Seattle History
These books are your journey into Seattle’s past. Explore a laid-back city with restaurants, local TV shows, shops, and other landmarks. You’ll learn about some of the events that make Seattle so unique. All of these books are written by people who know Seattle and offer a slightly different take on the city.
My Unforgotten Seattle
Historian, journalist, museum visionary, and third-generation Seattleite Ron Chew spent more than fifty years battling in Seattle for social justice and Asian American causes. He describes the close-knit society he remembers in this intensely personal narrative, detailing modest family businesses, chop suey eateries, and sewing factories that are now gone.
Images of America
Vanishing Seattle
This new book explores Seattle at a time when timber and fish were more lucrative than airplanes and computers, when the city was a place of kitschy architecture and homespun humor and was full of boundless hope for a brighter future. These rare and vintage images hearken back to the marvels of the 1962 World’s Fair, shopping trips to Frederick & Nelson and I. Magnin, dinners at Rosellini’s, dancing at the Trianon Ballroom, traveling on the ferry Kalakala, and rooting for baseball’s Rainiers.

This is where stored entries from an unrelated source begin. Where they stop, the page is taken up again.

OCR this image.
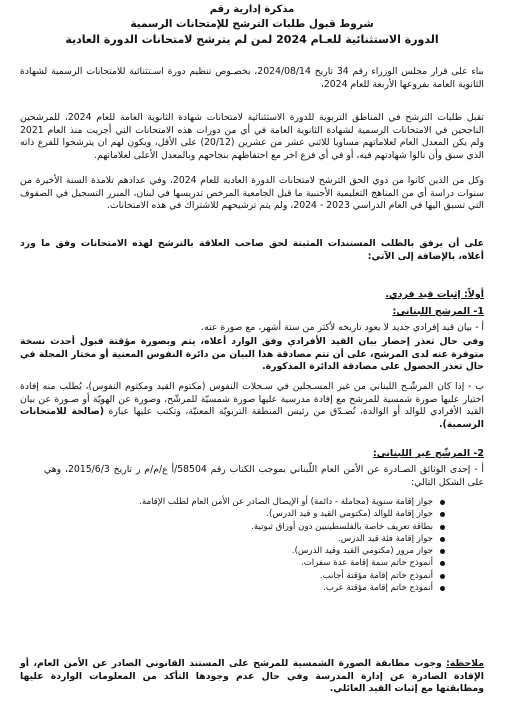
مذكرة إدارية رقم
شروط قبول طلبات الترشح للإمتحانات الرسمية
الدورة الاستثنائية للعـام 2024 لمن لم يترشح لامتحانات الدورة العادية

بناء على قرار مجلس الوزراء رقم 34 تاريخ 2024/08/14، بخصـوص تنظيم دورة اسـتثنائية للامتحانات الرسمية لشهادة الثانوية العامة بفروعها الأربعة للعام 2024،

تقبل طلبات الترشح في المناطق التربوية للدورة الاستثنائية لامتحانات شهادة الثانوية العامة للعام 2024، للمرشحين الناجحين في الامتحانات الرسمية لشهادة الثانوية العامة في أي من دورات هذه الامتحانات التي أجريت منذ العام 2021 ولم يكن المعدل العام لعلاماتهم مساويا للاثني عشر من عشرين (20/12) على الأقل، ويكون لهم ان يترشحوا للفرع ذاته الذي سبق وأن نالوا شهادتهم فيه، أو في أي فرع اخر مع احتفاظهم بنجاحهم وبالمعدل الأعلى لعلاماتهم.

وكل من الذين كانوا من ذوي الحق الترشح لامتحانات الدورة العادية للعام 2024، وفي عدادهم تلامذة السنة الأخيرة من سنوات دراسة أي من المناهج التعليمية الأجنبية ما قبل الجامعية المرخص تدريسها في لبنان، المبرر التسجيل في الصفوف التي تسبق اليها في العام الدراسي 2023 - 2024، ولم يتم ترشيحهم للاشتراك في هذه الامتحانات.

على أن يرفق بالطلب المستندات المثبتة لحق صاحب العلاقة بالترشح لهذه الامتحانات وفق ما ورد أعلاه، بالإضافة إلى الآتي:

أولاً: إثبات قيد فردي.
1- المرشح اللبناني:

أ - بيان قيد إفرادي جديد لا يعود تاريخه لأكثر من ستة أشهر، مع صورة عنه.

وفي حال تعذر إحضار بيان القيد الأفرادي وفق الوارد أعلاه، يتم وبصورة مؤقتة قبول أحدث نسخة متوفرة عنه لدى المرشح، على أن تتم مصادقة هذا البيان من دائرة النفوس المعنية أو مختار المحلة في حال تعذر الحصول على مصادقة الدائرة المذكورة.

ب - إذا كان المرشّـح اللبناني من غير المسـجلين في سـجلات النفوس (مكتوم القيد ومكتوم النفوس)، يُطلب منه إفادة اختيار عليها صورة شمسية للمرشح مع إفادة مدرسية عليها صورة شمسيّة للمرشّح، وصورة عن الهويّة أو صـورة عن بيان القيد الأفرادي للوالد أو الوالدة، تُصـدّق من رئيس المنطقة التربويّة المعنيّة، وتكتب عليها عبارة (صالحة للامتحانات الرسمية).

2- المرشّح غير اللبناني:

أ - إحدى الوثائق الصـادرة عن الأمن العام اللّبناني بموجب الكتاب رقم 58504/أ ع/م/م ر تاريخ 2015/6/3، وهي على الشكل التالي:

جواز إقامة سنوية (مجاملة - دائمة) أو الإيصال الصادر عن الأمن العام لطلب الإقامة.
جواز إقامة للوالد (مكتومي القيد و قيد الدرس).
بطاقة تعريف خاصة بالفلسطينيين دون أوراق ثبوتية.
جواز إقامة فئة قيد الدرس.
جواز مرور (مكتومي القيد وقيد الدرس).
أنموذج خاتم سمة إقامة عدة سفرات.
أنموذج خاتم إقامة مؤقتة أجانب.
أنموذج خاتم إقامة مؤقتة عرب.

ملاحظة: وجوب مطابقة الصورة الشمسية للمرشح على المستند القانوني الصادر عن الأمن العام، أو الإفادة الصادرة عن إدارة المدرسة وفي حال عدم وجودها التأكد من المعلومات الواردة عليها ومطابقتها مع إثبات القيد العائلي.
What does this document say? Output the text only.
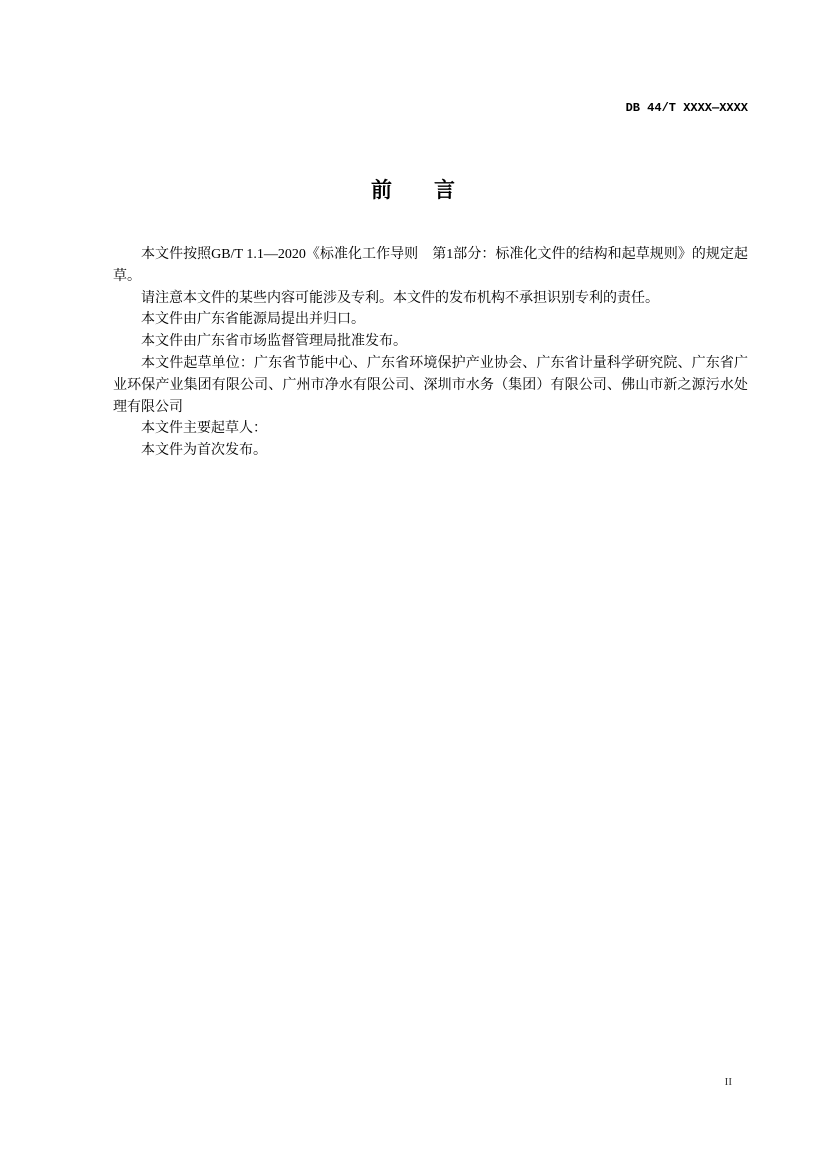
DB 44/T XXXX—XXXX
前　　言

本文件按照GB/T 1.1—2020《标准化工作导则　第1部分：标准化文件的结构和起草规则》的规定起草。

请注意本文件的某些内容可能涉及专利。本文件的发布机构不承担识别专利的责任。

本文件由广东省能源局提出并归口。

本文件由广东省市场监督管理局批准发布。

本文件起草单位：广东省节能中心、广东省环境保护产业协会、广东省计量科学研究院、广东省广业环保产业集团有限公司、广州市净水有限公司、深圳市水务（集团）有限公司、佛山市新之源污水处理有限公司

本文件主要起草人：

本文件为首次发布。

II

An Informal Portrait of Seattle
Skid Road
Skid Road is an engrossing and conversational account of Seattle’s first century via the lives of some of its most colorful residents. Murray Morgan examines the history of the city from its earliest days as a forest town cut from the woods, touching on local tribes, settlers, the lumber and railroad industries, with his signature blend of profound local knowledge, precision, and wit.